On the other hand, a commitment to overhauling its supply chain has already led athletic brand Puma to a 10 percent increase in sales for the fourth quarter. Moving operations closer to each other was just one of the changes that resulted in more flexibility and shorter lead times.
With stories like these rampant in the industry, supply chain innovation was top of mind at the 2017 Retail Industry Leaders Association Conference. Financial technology company C2FO polled 200 industry professionals spanning industries from apparel to sporting goods on their plans for the year.
Not surprisingly the vast majority (87.5%) are trying to figure out how to improve margins while only 12.5% are content to maintain them.
“Retailers are facing unprecedented headwinds,” said Amanda Mathes, managing director, C2FO, while enumerating a now familiar list of roadblocks to profitability. “Customers expect convenience and their expectations are more expansive than before. It’s not just about the product but also about service, accessibility and having things where you are when they need it.”
To meet demand, stores are trying to transform into “right now retailers” with logistics making the list of planned investments for 71% of retailers surveyed.

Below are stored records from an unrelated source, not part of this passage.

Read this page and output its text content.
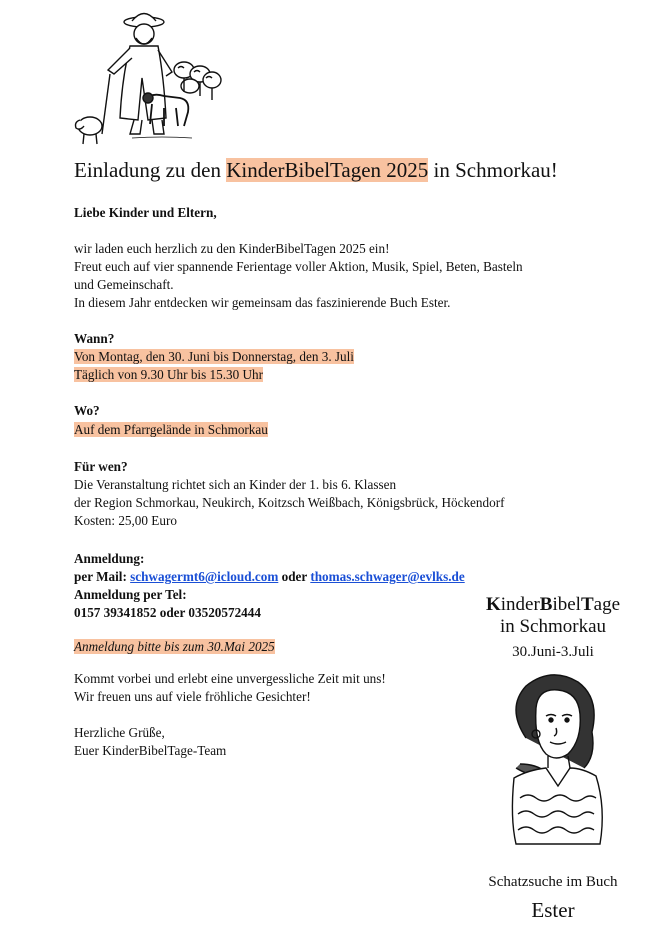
Einladung zu den KinderBibelTagen 2025 in Schmorkau!
Liebe Kinder und Eltern,
wir laden euch herzlich zu den KinderBibelTagen 2025 ein!
Freut euch auf vier spannende Ferientage voller Aktion, Musik, Spiel, Beten, Basteln
und Gemeinschaft.
In diesem Jahr entdecken wir gemeinsam das faszinierende Buch Ester.
Wann?
Von Montag, den 30. Juni bis Donnerstag, den 3. Juli
Täglich von 9.30 Uhr bis 15.30 Uhr
Wo?
Auf dem Pfarrgelände in Schmorkau
Für wen?
Die Veranstaltung richtet sich an Kinder der 1. bis 6. Klassen
der Region Schmorkau, Neukirch, Koitzsch Weißbach, Königsbrück, Höckendorf
Kosten: 25,00 Euro
Anmeldung:
per Mail: schwagermt6@icloud.com oder thomas.schwager@evlks.de
Anmeldung per Tel:
0157 39341852 oder 03520572444
Anmeldung bitte bis zum 30.Mai 2025
Kommt vorbei und erlebt eine unvergessliche Zeit mit uns!
Wir freuen uns auf viele fröhliche Gesichter!
Herzliche Grüße,
Euer KinderBibelTage-Team
KinderBibelTage
in Schmorkau
30.Juni-3.Juli
Schatzsuche im Buch
Ester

Mathes said one reason why logistics is top of mind is it could solve the problem of excess stock, thereby helping retailers dig out of the promotional pit they’ve created. “Coming into 2017 retailers had inventory overhang so you have to increase promotions to get to leaner position,” she explained. “What if you have just-in-time inventory management so each store is equipped with what they need when they need it?”
Logistics is also a key to making e-commerce more profitable. At the recent ShopTalk retail conference, Brian Cornell, chairman and CEO of Target, described the company’s next generation store, which will be laid out with convenience in mind. The locations will feature separate entrances designed to facilitate things like in-store pick-ups—a big driver of online sales. Similarly, Kevin Mansell, chairman, CEO and president of Kohl’s is focused on omnichannel’s power to boost store traffic given that almost a third of e-commerce transactions already result in trips to one of its physical locations.
And with the hope of fueling additional online sales, the chatter surrounding analytics is almost deafening. Poll respondents who plan to invest in this area topped 63%. With data, they all hope to learn more about consumers, how they shop and how to market to them more effectively.
But even online sales, which is for most stores is the only bright spot these days, bring additional hurdles.
“[Retailers are] investing more in ominichannel, trying to increase e-commerce. But it presents new challenges that trickle down into supply chain [like the] increasing ubiquity of price transparency,” she said. “Retailers are having a hard time driving margin by price alone so they have to find new ways to drive back cost of goods.”
More than half of those polled (52.5%) say negotiating prices is one of their biggest challenges in managing supplier costs, while margin improvement was cited by 47.5%. Cost of goods reduction was the third biggest concern, making the list of 42% of respondents.
Mathes said most retailers she’s spoken with have cost reduction at the top of their 2017 to-do lists, but they have to pick and choose where to trim. Retailers are unwilling to “take those savings out of anything that touches the consumer because [the landscape is] more competitive and they know they have to offer a great customer experience,” she said, adding the result is finding those opportunities in the supply.
While retailers recognize that the solution to some of their problems can be found in the supply chain, some poll respondents feel their hands are tied. Only 15% are confident that their organizations are agile enough to adopt innovative supply chain technology. They say budgets (52.5%), resources (45.5%) and lack of stakeholder buy-in (34.5) are the leading reasons why their companies may fail to execute on the necessary updates.